Me parece a mí que la tensión interior correspondiente a la
crispación también se generaliza con facilidad: una vez instalada, salta a
propósito de cualquier asunto, aunque no sea aquel al que primeramente respondía.
Es lo propio de personas que siempre están en tensión, como enfadados con el
mundo; todo les parece mal, todo lo discuten, todo les molesta. Otras veces
únicamente se es sensible a ciertas cuestiones o bien a ciertas personas o
grupos de personas: hay quien no puede ver a su vecino, quien no aguanta la
clase de Matemáticas o no puede oír al alcalde de su ciudad… o a los del PP,
etc.).
Por último, y esto es a lo que voy fundamentalmente, la
crispación viene muchas veces intencionadamente provocada. Siguiendo con el
fútbol, es sabido que los clubes suelen “calentar” especialmente ciertos
partidos, enardeciendo a las mutuas aficiones y avivando en ellas el
sentimiento de adhesión incondicional y el ansia incontenible de contundente victoria.
Es una crispación inducida sin dificultad, porque el destinatario ya está
entrenado -nunca mejor dicho- para dejarse arrastrar al combate. En otro
orden de cosas, la política por ejemplo, no sucede de diferente manera: en determinados momentos, generalmente las
campañas electorales, los líderes crispan a la ciudadanía con toda clase de
insultos y exagerados ataques a los adversarios (vistos y hechos ver como enemigos mortales), posturas extremas, radicalizadas…, para
convertir al máximo número de censados en entusiastas votantes acríticos de sus
respectivas siglas.
¿Es legítima esta conducta por parte de quienes dirigen a
las masas? Depende. Una cosa es, por ejemplo, empujar a la afición para que
anime al equipo y para que el contrario termine “machacado”, y otra, muy distinta, negarle el
pan y la sal a los oponentes políticos, deslegitimarlos y hasta pretender su anulación
en el juego democrático. Fomentar esta actitud es algo muy peligroso, porque su
querencia es el exterminio del contrario. Aparte de que se basa en la
existencia de verdades absolutas (“solo nosotros llevamos razón”), que no son
sino absolutas mentiras, pues -como
decía el clásico- la verdad es una naranja de la que cada uno tenemos un gajo.
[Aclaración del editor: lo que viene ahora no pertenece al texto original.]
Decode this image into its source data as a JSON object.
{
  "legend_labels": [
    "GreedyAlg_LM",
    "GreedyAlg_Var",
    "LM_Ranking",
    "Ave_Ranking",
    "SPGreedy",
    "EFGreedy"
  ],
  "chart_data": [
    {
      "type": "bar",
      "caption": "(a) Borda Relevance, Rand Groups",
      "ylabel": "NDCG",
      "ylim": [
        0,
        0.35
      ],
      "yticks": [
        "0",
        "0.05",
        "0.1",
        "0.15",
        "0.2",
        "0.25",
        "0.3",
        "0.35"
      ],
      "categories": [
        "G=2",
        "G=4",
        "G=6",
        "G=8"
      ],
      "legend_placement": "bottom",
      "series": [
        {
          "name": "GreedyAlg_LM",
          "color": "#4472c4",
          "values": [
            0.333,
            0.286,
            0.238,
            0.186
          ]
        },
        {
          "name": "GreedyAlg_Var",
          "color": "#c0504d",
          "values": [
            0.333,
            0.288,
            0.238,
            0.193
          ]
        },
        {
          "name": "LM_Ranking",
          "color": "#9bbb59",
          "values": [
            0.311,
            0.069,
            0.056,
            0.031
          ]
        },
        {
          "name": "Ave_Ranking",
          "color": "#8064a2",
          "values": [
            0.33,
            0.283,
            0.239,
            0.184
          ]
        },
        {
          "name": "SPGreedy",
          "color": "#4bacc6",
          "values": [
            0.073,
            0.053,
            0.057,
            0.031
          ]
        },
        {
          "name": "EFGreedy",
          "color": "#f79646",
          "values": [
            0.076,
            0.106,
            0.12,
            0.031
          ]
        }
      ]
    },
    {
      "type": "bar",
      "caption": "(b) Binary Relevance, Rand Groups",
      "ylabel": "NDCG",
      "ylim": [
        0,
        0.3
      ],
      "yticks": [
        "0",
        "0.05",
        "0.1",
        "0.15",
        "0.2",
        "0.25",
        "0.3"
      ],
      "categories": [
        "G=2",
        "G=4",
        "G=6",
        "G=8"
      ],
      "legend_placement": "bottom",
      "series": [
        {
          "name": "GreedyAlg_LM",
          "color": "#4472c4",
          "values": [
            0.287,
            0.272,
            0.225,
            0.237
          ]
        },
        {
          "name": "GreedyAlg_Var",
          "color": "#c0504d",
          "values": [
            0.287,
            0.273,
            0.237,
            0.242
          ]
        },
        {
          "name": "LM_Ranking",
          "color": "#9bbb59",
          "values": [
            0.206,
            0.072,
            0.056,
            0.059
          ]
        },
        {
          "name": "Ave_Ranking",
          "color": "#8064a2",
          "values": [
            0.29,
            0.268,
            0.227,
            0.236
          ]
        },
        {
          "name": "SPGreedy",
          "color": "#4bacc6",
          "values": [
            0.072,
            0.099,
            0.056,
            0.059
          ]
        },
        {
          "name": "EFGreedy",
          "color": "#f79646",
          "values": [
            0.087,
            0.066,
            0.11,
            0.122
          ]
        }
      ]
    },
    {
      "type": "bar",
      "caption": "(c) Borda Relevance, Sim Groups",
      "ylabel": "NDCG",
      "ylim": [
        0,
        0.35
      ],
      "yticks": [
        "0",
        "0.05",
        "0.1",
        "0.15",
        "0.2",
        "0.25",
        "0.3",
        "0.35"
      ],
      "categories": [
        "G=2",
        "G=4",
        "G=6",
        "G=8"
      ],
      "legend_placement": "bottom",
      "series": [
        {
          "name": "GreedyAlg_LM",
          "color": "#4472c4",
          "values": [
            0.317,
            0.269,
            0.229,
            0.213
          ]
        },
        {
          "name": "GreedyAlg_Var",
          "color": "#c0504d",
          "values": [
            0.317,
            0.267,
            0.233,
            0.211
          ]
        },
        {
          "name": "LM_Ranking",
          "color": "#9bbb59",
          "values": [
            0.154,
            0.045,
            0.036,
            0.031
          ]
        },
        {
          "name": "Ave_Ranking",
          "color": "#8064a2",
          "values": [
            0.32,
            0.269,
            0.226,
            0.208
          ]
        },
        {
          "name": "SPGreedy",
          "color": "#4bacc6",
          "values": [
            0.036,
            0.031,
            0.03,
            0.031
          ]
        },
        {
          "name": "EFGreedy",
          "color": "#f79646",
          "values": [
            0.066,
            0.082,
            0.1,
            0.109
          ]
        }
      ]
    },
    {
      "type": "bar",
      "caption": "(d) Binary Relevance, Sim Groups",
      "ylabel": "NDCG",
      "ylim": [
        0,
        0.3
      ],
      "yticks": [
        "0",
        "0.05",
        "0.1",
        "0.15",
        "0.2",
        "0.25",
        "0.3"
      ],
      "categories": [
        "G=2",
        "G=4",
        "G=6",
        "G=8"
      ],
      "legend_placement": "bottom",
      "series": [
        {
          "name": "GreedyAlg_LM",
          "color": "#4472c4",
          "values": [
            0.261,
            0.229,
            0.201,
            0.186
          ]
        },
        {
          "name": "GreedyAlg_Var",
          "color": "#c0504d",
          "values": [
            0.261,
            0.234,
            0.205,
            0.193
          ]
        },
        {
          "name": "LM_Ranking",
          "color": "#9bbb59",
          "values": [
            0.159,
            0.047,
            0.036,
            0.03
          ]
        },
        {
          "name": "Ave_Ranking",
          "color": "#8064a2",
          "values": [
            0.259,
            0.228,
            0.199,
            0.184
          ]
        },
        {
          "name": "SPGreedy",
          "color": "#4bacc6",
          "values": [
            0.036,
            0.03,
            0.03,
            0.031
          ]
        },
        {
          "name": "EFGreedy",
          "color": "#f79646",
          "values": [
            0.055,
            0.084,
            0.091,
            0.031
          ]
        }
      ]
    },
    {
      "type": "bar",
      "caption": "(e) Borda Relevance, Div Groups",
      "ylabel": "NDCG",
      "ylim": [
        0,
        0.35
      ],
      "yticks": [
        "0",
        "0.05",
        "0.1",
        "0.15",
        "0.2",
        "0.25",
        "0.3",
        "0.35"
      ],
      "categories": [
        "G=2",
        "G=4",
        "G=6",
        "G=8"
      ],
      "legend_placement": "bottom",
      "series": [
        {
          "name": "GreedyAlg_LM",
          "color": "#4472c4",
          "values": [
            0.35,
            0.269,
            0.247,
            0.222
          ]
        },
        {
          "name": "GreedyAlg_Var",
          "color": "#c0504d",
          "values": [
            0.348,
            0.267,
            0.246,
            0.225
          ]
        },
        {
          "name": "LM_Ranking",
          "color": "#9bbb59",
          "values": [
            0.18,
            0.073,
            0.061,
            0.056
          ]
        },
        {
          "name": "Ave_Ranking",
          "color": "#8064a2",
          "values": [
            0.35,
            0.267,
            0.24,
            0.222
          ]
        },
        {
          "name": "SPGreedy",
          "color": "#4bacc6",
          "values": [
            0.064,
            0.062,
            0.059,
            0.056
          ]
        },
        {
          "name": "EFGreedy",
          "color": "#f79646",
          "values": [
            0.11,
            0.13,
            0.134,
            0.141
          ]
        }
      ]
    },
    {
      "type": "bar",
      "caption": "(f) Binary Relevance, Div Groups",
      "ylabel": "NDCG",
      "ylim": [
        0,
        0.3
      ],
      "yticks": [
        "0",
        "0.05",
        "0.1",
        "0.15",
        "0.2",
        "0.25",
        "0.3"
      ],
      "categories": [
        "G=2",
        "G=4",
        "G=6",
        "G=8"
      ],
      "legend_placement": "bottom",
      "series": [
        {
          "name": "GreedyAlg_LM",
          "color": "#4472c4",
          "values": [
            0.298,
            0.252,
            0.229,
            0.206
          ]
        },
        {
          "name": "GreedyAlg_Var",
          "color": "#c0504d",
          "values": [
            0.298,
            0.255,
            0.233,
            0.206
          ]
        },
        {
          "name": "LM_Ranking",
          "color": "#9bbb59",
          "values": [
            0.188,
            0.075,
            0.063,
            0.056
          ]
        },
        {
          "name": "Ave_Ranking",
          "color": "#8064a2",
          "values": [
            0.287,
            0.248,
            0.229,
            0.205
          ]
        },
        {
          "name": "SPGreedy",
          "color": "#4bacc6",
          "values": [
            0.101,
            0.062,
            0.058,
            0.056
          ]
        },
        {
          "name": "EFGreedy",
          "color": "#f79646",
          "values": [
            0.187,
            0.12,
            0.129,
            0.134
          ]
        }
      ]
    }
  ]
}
Un dato más para ponderar tal peligro: la crispación,
individual y sobre todo colectiva, es un estado emocional, irracional, al que
sostiene e inflama la pasión, fuera del control de la inteligencia. Es una
alteración que ciega a las personas y las deja con frecuencia a merced de sus
instintos más primitivos, una vez abiertas las compuertas y anulado todo freno
moral.
Recuerdo que, hace años, estando yo en un grupo de teatro
aficionado, el director nos decía que, antes de la representación y durante
toda ella, no debíamos perder un cierto nivel de tensión, para que la actuación
tuviese nervio, no debíamos “aflojarnos” interiormente y que la interpretación
fuese desvaída. Valga esta anécdota para ilustrar una última idea, la de que
los humanos no podemos eliminar el ardor, el apasionamiento, un cierto
apasionamiento, una cierta excitación, en nuestra actividad externa e interna,
porque actúan como motor complementario imprescindible, y tampoco una prudente
rivalidad, que sirve de acicate. Pero también hay que salvaguardar un grado de
objetividad y de racionalidad, de respeto a las posiciones ajenas, de
aceptación de la propia limitación y posibilidad de fracaso, de calma, de
distanciamiento intelectual, de sentido del humor (“reírse de sí mismo”). Si
no, se caerá, precisamente, en la crispación. Los que manejan interesadamente la
opinión pública y los comportamientos colectivos -a los que conviene identificar y
desenmascarar- saben que no son estas
últimas, precisamente, las virtudes amigas.